In summary, I may be confused about how rotation acts in Fock space (for second quantized operator) versus Hilbert space (for spin state). 
 A: Let's focus, like your question, only on rotations in spin-space (the generalization to real-space is straight-forward). Then we first choose a basis of operators in 2nd quantization, let's say $c_{i, \uparrow}, c_{i, \downarrow}$ and their conjugates, which maintain the canonical anti-commutation relations
$$ \{ c_{i,\sigma}, c^{\dagger}_{j,\sigma '} \} = \delta_{i,j} \delta_{\sigma, \sigma '}$$
A rotation in spin-space will be a linear transformation within this basis
$$ R_{S_i} c_{i,\sigma} R^{-1}_{S_i} = a_r c_{i,\sigma} + b_r c_{i, \bar{\sigma}} $$
where $\bar{\sigma}$ is the opposite spin to $\sigma$. How to carry out this rotation is straight-forward from the construction of the spin operators in second quantization 
$$ S_{i}^{\alpha} = \frac{\hbar}{2} \sum_{\lambda, \lambda '} c^{\dagger}_{i,\lambda} \sigma^{\alpha}_{\lambda, \lambda '}c_{i,\lambda '}$$
with $\alpha = x,y,z$ for different spin operations at the point $i$, and $\sigma^{\alpha}$ is the respective Pauli matrix. From this, you can explicitly calculate how does each operator transform, as $R_{S_i} = e^{-i \sum_\alpha \theta_\alpha S^{\alpha}/\hbar}$.

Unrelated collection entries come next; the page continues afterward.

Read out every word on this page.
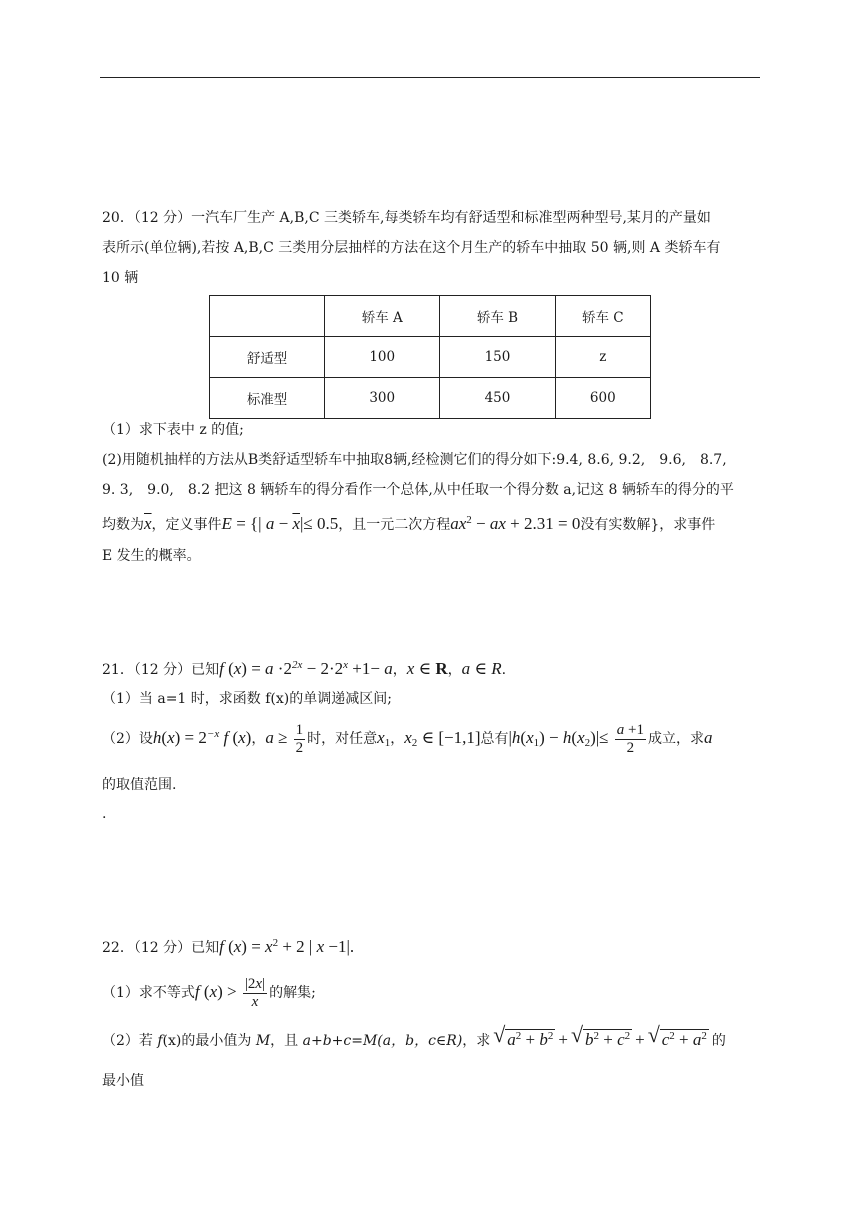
20．（12 分）一汽车厂生产 A,B,C 三类轿车,每类轿车均有舒适型和标准型两种型号,某月的产量如
表所示(单位辆),若按 A,B,C 三类用分层抽样的方法在这个月生产的轿车中抽取 50 辆,则 A 类轿车有
10 辆
	轿车 A	轿车 B	轿车 C
舒适型	100	150	z
标准型	300	450	600
（1）求下表中 z 的值;
(2)用随机抽样的方法从B类舒适型轿车中抽取8辆,经检测它们的得分如下:9.4, 8.6, 9.2,　9.6,　8.7,
9. 3,　9.0,　8.2 把这 8 辆轿车的得分看作一个总体,从中任取一个得分数 a,记这 8 辆轿车的得分的平
均数为$\overline{x}$，定义事件E = {| $a - \overline{x}|\le 0.5$，且一元二次方程$ax^2$ − ax + 2.31 = 0没有实数解}，求事件
E 发生的概率。
21．（12 分）已知f $(x) = a \cdot 2^{2x} - 2\cdot 2^x +1- a$，x ∈ R，a ∈ R.
（1）当 a=1 时，求函数 f(x)的单调递减区间;
（2）设$h(x) = 2^{-x}$ f (x)，$a \ge \frac{1}{2}$ 时，对任意$x_1$，$x_2$ ∈ [−1,1]总有$|h(x_1) - h(x_2)|\le \frac{a +1}{2}$ 成立，求a
的取值范围.
.
22．（12 分）已知f $(x) = x^2 + 2$ | x −1|.
（1）求不等式f $(x) > \frac{|2x|}{x}$ 的解集;
（2）若 f(x)的最小值为 M，且 a+b+c=M(a，b，c∈R)，求 √ $a^2 + b^2$ + √ $b^2 + c^2$ + √ $c^2 + a^2$ 的
最小值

The singlet you wrote is the only rotationaly invariant state for two spins. The point is that in second quantization we don't restrict ourselves from the beginning to a fixed number of particles, and allow them to change. We can construct, however, operators that are invariant under local spin rotations. For example $c^{\dagger}_{i,\uparrow}c_{i, \uparrow} + c^{\dagger}_{i,\downarrow}c_{i, \downarrow}$ is such an operator, as it just counts the number of particles at site $i$, and their rotation is immaterial to it.

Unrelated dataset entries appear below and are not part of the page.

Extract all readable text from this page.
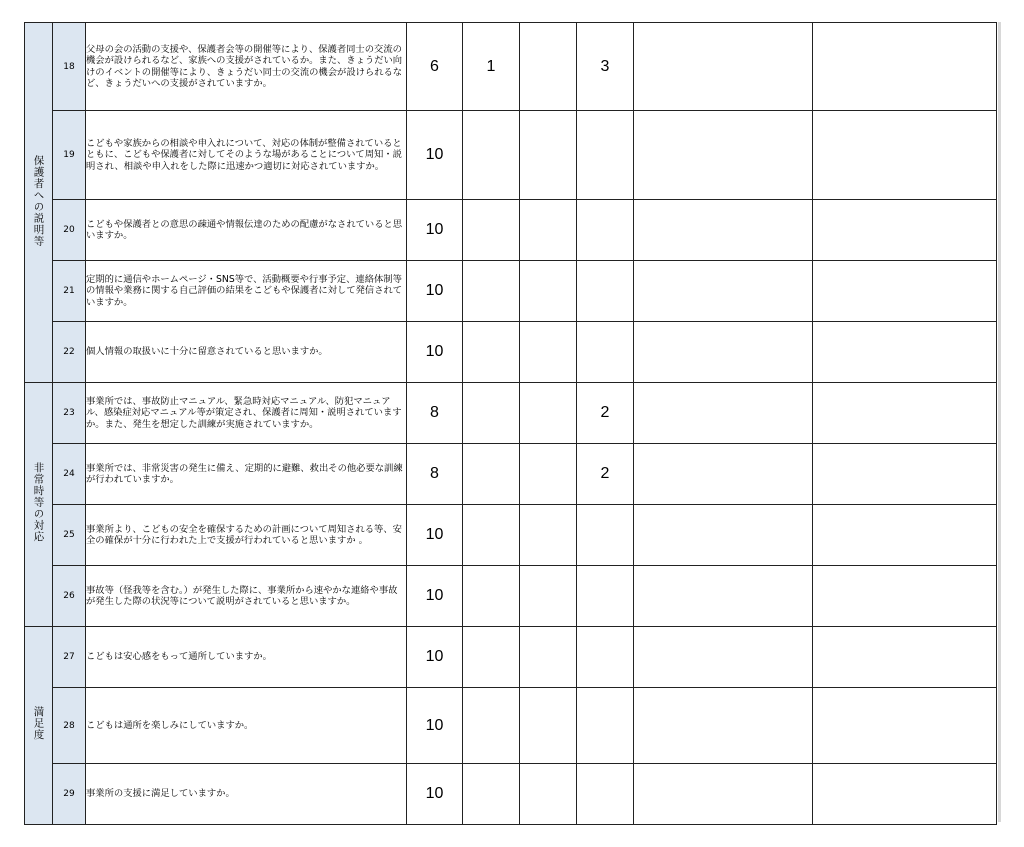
保護者への説明等	18	父母の会の活動の支援や、保護者会等の開催等により、保護者同士の交流の機会が設けられるなど、家族への支援がされているか。また、きょうだい向けのイベントの開催等により、きょうだい同士の交流の機会が設けられるなど、きょうだいへの支援がされていますか。	6	1		3		
	19	こどもや家族からの相談や申入れについて、対応の体制が整備されているとともに、こどもや保護者に対してそのような場があることについて周知・説明され、相談や申入れをした際に迅速かつ適切に対応されていますか。	10					
	20	こどもや保護者との意思の疎通や情報伝達のための配慮がなされていると思いますか。	10					
	21	定期的に通信やホームページ・SNS等で、活動概要や行事予定、連絡体制等の情報や業務に関する自己評価の結果をこどもや保護者に対して発信されていますか。	10					
	22	個人情報の取扱いに十分に留意されていると思いますか。	10					
非常時等の対応	23	事業所では、事故防止マニュアル、緊急時対応マニュアル、防犯マニュアル、感染症対応マニュアル等が策定され、保護者に周知・説明されていますか。また、発生を想定した訓練が実施されていますか。	8			2		
	24	事業所では、非常災害の発生に備え、定期的に避難、救出その他必要な訓練が行われていますか。	8			2		
	25	事業所より、こどもの安全を確保するための計画について周知される等、安全の確保が十分に行われた上で支援が行われていると思いますか 。	10					
	26	事故等（怪我等を含む。）が発生した際に、事業所から速やかな連絡や事故が発生した際の状況等について説明がされていると思いますか。	10					
満足度	27	こどもは安心感をもって通所していますか。	10					
	28	こどもは通所を楽しみにしていますか。	10					
	29	事業所の支援に満足していますか。	10					
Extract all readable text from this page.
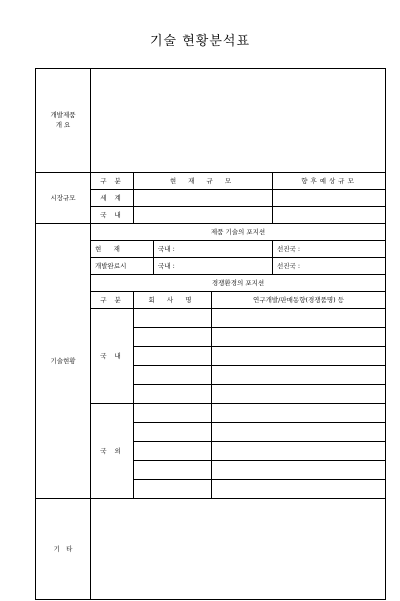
기술 현황분석표
개발제품
개 요					

시장규모	구 분	현 재 규 모			향후예상규모
	세 계				
	국 내				
기술현황	제품 기술의 포지션				
	현      재		국내 :		선진국 :
	개발완료시		국내 :		선진국 :
	경쟁환경의 포지션				
	구 분	회 사 명		연구개발/판매동향(경쟁품명) 등	
	국 내				

	국 외				

기   타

A: Based on yu-v's answer, consider a simple rotation around z-axis by /2 and so let
$$R_S = e^{-i \pi/4 c^\dagger_\alpha \sigma_{\alpha \beta} c_\beta}$$
The answer we expect is $S_x\rightarrow S_y$ or $1/2 (c^\dagger_\uparrow c_\downarrow + c^\dagger_\downarrow c_\uparrow ) \rightarrow 1/2 (-i c^\dagger_\uparrow c_\downarrow + i c^\dagger_\downarrow c_\uparrow )$
To carry out this calculation, we need to expand the exponential as
$$R_S = 1 -i \pi/4 c^\dagger_\alpha \sigma_{\alpha \beta} c_\beta + (-i \pi/4 c^\dagger_\alpha \sigma_{\alpha \beta} c_\beta)^2 +...\\
 = 1 - i \pi/4 (c^\dagger_\uparrow c_\uparrow - c^\dagger_\downarrow c_\downarrow )  - \pi^2/32 (c^\dagger_\uparrow c_\uparrow + c^\dagger_\downarrow c_\downarrow+ 2 c^\dagger_\downarrow c^\dagger_\uparrow c_\downarrow c_\uparrow )+...$$
I see to be a faithful representation of the spin operator, we need the single occupancy constraint so the quarctic term should be zero, but there are extra quadratic terms that are higher order with coefficient of $\pi^n$ in n-th order expansion and I'm not sure how to simplify it.